Des nouveaux vers aux noms de Porquerolles et Port-Cros
Deux nouvelles espèces de vers de terre, inconnues en France, ont été identifiées sur les îles de Porquerolles et à Port-Cros et baptisées en hommage au lieu de leur découverte
Ce n‘est assurément pas tous les jours que les îles de Port-Cros et de Porquerolles donnent leurs noms à une nouvelle espèce animale. Dans la famille des invertébrés et plus particulièrement celle, très riche, des vers de terre, il faut désormais compter sur le Scherotheca portcrosana et le Cataladrilus porquerollensis. Le lecteur reconnaîtra aisément qui a été découvert où !
Des vers qui « posent problème »
Voilà deux ans dans le cadre d’un partenariat scientifique avec le Parc national, Thibaud Decaëns, professeur d’écologie à l’université de Montpellier et directeur adjoint du laboratoire Centre d’écologie fonctionnelle et évolutive, a réalisé un inventaire de la faune du sol sur les deux îles ainsi qu’au Cap Lardier. Le spécialiste de l’écologie des invertébrés livrera «un survol de la biodiversité de vers de terre sur le territoire du Parc » au cours duquel il découvrira, « cerises sur le gâteau », deux nouvelles espèces de vers de terre. L’article scientifique qui détaille cette découverte a été publié cet automne (1).

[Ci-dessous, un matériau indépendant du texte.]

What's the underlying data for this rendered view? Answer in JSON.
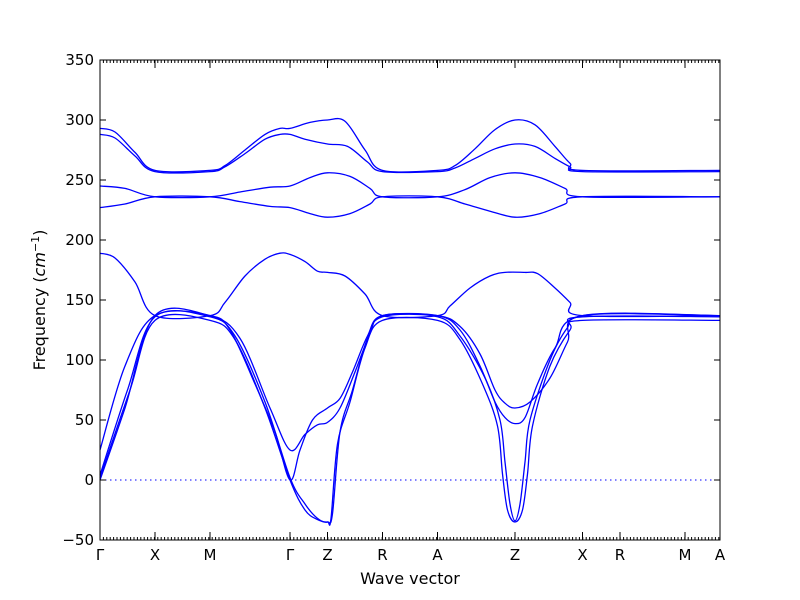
{
  "chart_data": {
    "type": "line",
    "title": "",
    "xlabel": "Wave vector",
    "ylabel": "Frequency",
    "ylabel_unit": "cm",
    "ylabel_exponent": "−1",
    "ylim": [
      -50,
      350
    ],
    "y_ticks": [
      "−50",
      "0",
      "50",
      "100",
      "150",
      "200",
      "250",
      "300",
      "350"
    ],
    "y_tick_values": [
      -50,
      0,
      50,
      100,
      150,
      200,
      250,
      300,
      350
    ],
    "x_range": [
      0,
      12.4
    ],
    "x_ticks": [
      {
        "label": "Γ",
        "x": 0
      },
      {
        "label": "X",
        "x": 1.1
      },
      {
        "label": "M",
        "x": 2.2
      },
      {
        "label": "Γ",
        "x": 3.8
      },
      {
        "label": "Z",
        "x": 4.55
      },
      {
        "label": "R",
        "x": 5.65
      },
      {
        "label": "A",
        "x": 6.75
      },
      {
        "label": "Z",
        "x": 8.3
      },
      {
        "label": "X",
        "x": 9.65
      },
      {
        "label": "R",
        "x": 10.4
      },
      {
        "label": "M",
        "x": 11.7
      },
      {
        "label": "A",
        "x": 12.4
      }
    ],
    "zero_line": 0,
    "line_color": "#0000ff",
    "series": [
      {
        "values": [
          [
            0,
            2
          ],
          [
            0.6,
            75
          ],
          [
            1.1,
            133
          ],
          [
            2.2,
            133
          ],
          [
            2.7,
            117
          ],
          [
            3.3,
            60
          ],
          [
            3.8,
            0
          ],
          [
            4.1,
            -25
          ],
          [
            4.35,
            -33
          ],
          [
            4.55,
            -35
          ],
          [
            4.62,
            -32
          ],
          [
            4.75,
            30
          ],
          [
            5.0,
            65
          ],
          [
            5.3,
            110
          ],
          [
            5.65,
            133
          ],
          [
            6.75,
            133
          ],
          [
            7.2,
            117
          ],
          [
            7.65,
            80
          ],
          [
            7.95,
            45
          ],
          [
            8.05,
            5
          ],
          [
            8.15,
            -25
          ],
          [
            8.3,
            -35
          ],
          [
            8.45,
            -25
          ],
          [
            8.55,
            5
          ],
          [
            8.65,
            45
          ],
          [
            9.0,
            95
          ],
          [
            9.4,
            125
          ],
          [
            9.65,
            133
          ],
          [
            12.4,
            133
          ]
        ]
      },
      {
        "values": [
          [
            0,
            4
          ],
          [
            0.55,
            75
          ],
          [
            1.1,
            136
          ],
          [
            2.2,
            136
          ],
          [
            2.7,
            120
          ],
          [
            3.3,
            65
          ],
          [
            3.8,
            2
          ],
          [
            4.1,
            -20
          ],
          [
            4.35,
            -32
          ],
          [
            4.55,
            -35
          ],
          [
            4.65,
            -28
          ],
          [
            4.8,
            40
          ],
          [
            5.05,
            75
          ],
          [
            5.35,
            118
          ],
          [
            5.65,
            136
          ],
          [
            6.75,
            136
          ],
          [
            7.2,
            120
          ],
          [
            7.7,
            85
          ],
          [
            8.0,
            50
          ],
          [
            8.1,
            15
          ],
          [
            8.2,
            -20
          ],
          [
            8.3,
            -34
          ],
          [
            8.4,
            -20
          ],
          [
            8.5,
            15
          ],
          [
            8.6,
            50
          ],
          [
            9.0,
            100
          ],
          [
            9.35,
            127
          ],
          [
            9.65,
            136
          ],
          [
            12.4,
            136
          ]
        ]
      },
      {
        "values": [
          [
            0,
            25
          ],
          [
            0.5,
            95
          ],
          [
            1.1,
            137
          ],
          [
            2.2,
            137
          ],
          [
            2.8,
            118
          ],
          [
            3.4,
            60
          ],
          [
            3.8,
            25
          ],
          [
            4.1,
            38
          ],
          [
            4.35,
            46
          ],
          [
            4.55,
            48
          ],
          [
            4.8,
            60
          ],
          [
            5.1,
            90
          ],
          [
            5.4,
            122
          ],
          [
            5.65,
            137
          ],
          [
            6.75,
            137
          ],
          [
            7.2,
            125
          ],
          [
            7.6,
            95
          ],
          [
            7.9,
            65
          ],
          [
            8.1,
            52
          ],
          [
            8.3,
            47
          ],
          [
            8.5,
            52
          ],
          [
            8.75,
            80
          ],
          [
            9.1,
            110
          ],
          [
            9.65,
            137
          ],
          [
            12.4,
            137
          ]
        ]
      },
      {
        "values": [
          [
            0,
            0
          ],
          [
            0.5,
            60
          ],
          [
            1.1,
            137
          ],
          [
            2.2,
            137
          ],
          [
            2.6,
            125
          ],
          [
            3.1,
            80
          ],
          [
            3.5,
            40
          ],
          [
            3.8,
            0
          ],
          [
            4.0,
            25
          ],
          [
            4.25,
            50
          ],
          [
            4.55,
            60
          ],
          [
            4.8,
            68
          ],
          [
            5.05,
            90
          ],
          [
            5.35,
            120
          ],
          [
            5.65,
            137
          ],
          [
            6.75,
            137
          ],
          [
            7.2,
            128
          ],
          [
            7.6,
            105
          ],
          [
            7.9,
            75
          ],
          [
            8.1,
            64
          ],
          [
            8.3,
            60
          ],
          [
            8.6,
            65
          ],
          [
            9.0,
            85
          ],
          [
            9.35,
            115
          ],
          [
            9.65,
            137
          ],
          [
            12.4,
            137
          ]
        ]
      },
      {
        "values": [
          [
            0,
            189
          ],
          [
            0.3,
            185
          ],
          [
            0.7,
            165
          ],
          [
            1.1,
            137
          ],
          [
            2.2,
            137
          ],
          [
            2.5,
            148
          ],
          [
            2.9,
            170
          ],
          [
            3.3,
            184
          ],
          [
            3.6,
            189
          ],
          [
            3.8,
            188
          ],
          [
            4.1,
            182
          ],
          [
            4.35,
            174
          ],
          [
            4.55,
            173
          ],
          [
            4.9,
            170
          ],
          [
            5.3,
            155
          ],
          [
            5.65,
            137
          ],
          [
            6.75,
            137
          ],
          [
            7.0,
            145
          ],
          [
            7.4,
            160
          ],
          [
            7.8,
            170
          ],
          [
            8.1,
            173
          ],
          [
            8.5,
            173
          ],
          [
            8.75,
            172
          ],
          [
            9.1,
            160
          ],
          [
            9.4,
            148
          ],
          [
            9.65,
            137
          ],
          [
            12.4,
            137
          ]
        ]
      },
      {
        "values": [
          [
            0,
            227
          ],
          [
            0.5,
            230
          ],
          [
            1.1,
            236
          ],
          [
            2.2,
            236
          ],
          [
            2.8,
            232
          ],
          [
            3.4,
            228
          ],
          [
            3.8,
            227
          ],
          [
            4.2,
            222
          ],
          [
            4.55,
            219
          ],
          [
            5.0,
            222
          ],
          [
            5.4,
            230
          ],
          [
            5.65,
            236
          ],
          [
            6.75,
            236
          ],
          [
            7.3,
            230
          ],
          [
            7.8,
            224
          ],
          [
            8.3,
            219
          ],
          [
            8.8,
            222
          ],
          [
            9.3,
            230
          ],
          [
            9.65,
            236
          ],
          [
            12.4,
            236
          ]
        ]
      },
      {
        "values": [
          [
            0,
            245
          ],
          [
            0.5,
            243
          ],
          [
            1.1,
            236
          ],
          [
            2.2,
            236
          ],
          [
            2.8,
            240
          ],
          [
            3.4,
            244
          ],
          [
            3.8,
            245
          ],
          [
            4.2,
            252
          ],
          [
            4.55,
            256
          ],
          [
            5.0,
            253
          ],
          [
            5.4,
            243
          ],
          [
            5.65,
            236
          ],
          [
            6.75,
            236
          ],
          [
            7.3,
            242
          ],
          [
            7.8,
            252
          ],
          [
            8.3,
            256
          ],
          [
            8.8,
            252
          ],
          [
            9.3,
            243
          ],
          [
            9.65,
            236
          ],
          [
            12.4,
            236
          ]
        ]
      },
      {
        "values": [
          [
            0,
            288
          ],
          [
            0.3,
            285
          ],
          [
            0.7,
            270
          ],
          [
            1.1,
            257
          ],
          [
            2.2,
            257
          ],
          [
            2.5,
            261
          ],
          [
            2.9,
            272
          ],
          [
            3.3,
            284
          ],
          [
            3.6,
            288
          ],
          [
            3.8,
            288
          ],
          [
            4.1,
            284
          ],
          [
            4.55,
            280
          ],
          [
            4.95,
            278
          ],
          [
            5.35,
            265
          ],
          [
            5.65,
            257
          ],
          [
            6.75,
            257
          ],
          [
            7.1,
            260
          ],
          [
            7.5,
            268
          ],
          [
            7.9,
            276
          ],
          [
            8.3,
            280
          ],
          [
            8.7,
            278
          ],
          [
            9.1,
            268
          ],
          [
            9.4,
            261
          ],
          [
            9.65,
            257
          ],
          [
            12.4,
            257
          ]
        ]
      },
      {
        "values": [
          [
            0,
            293
          ],
          [
            0.3,
            290
          ],
          [
            0.7,
            273
          ],
          [
            1.1,
            258
          ],
          [
            2.2,
            258
          ],
          [
            2.5,
            262
          ],
          [
            2.9,
            275
          ],
          [
            3.3,
            288
          ],
          [
            3.6,
            293
          ],
          [
            3.8,
            293
          ],
          [
            4.2,
            298
          ],
          [
            4.55,
            300
          ],
          [
            4.9,
            299
          ],
          [
            5.3,
            275
          ],
          [
            5.65,
            258
          ],
          [
            6.75,
            258
          ],
          [
            7.1,
            262
          ],
          [
            7.5,
            276
          ],
          [
            7.9,
            292
          ],
          [
            8.3,
            300
          ],
          [
            8.7,
            296
          ],
          [
            9.1,
            278
          ],
          [
            9.4,
            264
          ],
          [
            9.65,
            258
          ],
          [
            12.4,
            258
          ]
        ]
      }
    ]
  }
}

De cette campagne terrestre, une quinzaine de spécimens différents ont été ramenés en laboratoire, où là, « deux ont posé problème » pour reprendre les propos du scientifique. En clair, ils n’étaient pas répertoriés. « L’identification n’est pas très facile sur le terrain. Il faut pouvoir les étudier sous loupe binoculaire et les disséquer pour regarder l’anatomie interne », détaille Thibaud
Decaëns. Une collaboration européenne se met en place avec des collègues espagnols dont Daniel Fernandez pour décrire ces intrus qui se révèlent être deux nouvelles espèces. Si ces deux espèces sont exclusivement connues des deux îles, les chercheurs retrouvent des liens de parentés avec de lointains cousins ibériques et corses. Ils sont Catalans pour le Cataladrilus porquerollensis. Son nom fait donc référence à cette origine géographique. « C’est surprenant d’en trouver aussi loin de la Catalogne mais cela peut s’expliquer par l’histoire géologique », explique Thibaud Decaëns.
« Un rôle essentiel »
Quant au Scherotheca, il «a une distribution plus large, on le trouve du Pays basque à la Corse, c’est donc moins surprenant de le trouver à Porquerolles. Ce qui est amusant c’est que l’espèce nouvelle, Scherotheca portcrosana, est plus proche des représentants corses que des continentaux pourtant plus rapprochés à vol d’oiseaux. Vraisemblablement, l’ancêtre commun s’est différencié de la lignée continentale au moment où la Corse s’est séparée du continent, il y a une vingtaine de millions d’années ». Les très insulaires Scherotheca portcrosana et le Cataladrilus porquerollensis ont rejoint une famille composée de milliers d’espèces dont le rôle est essentiel dans le fonctionnement des écosystèmes terrestres.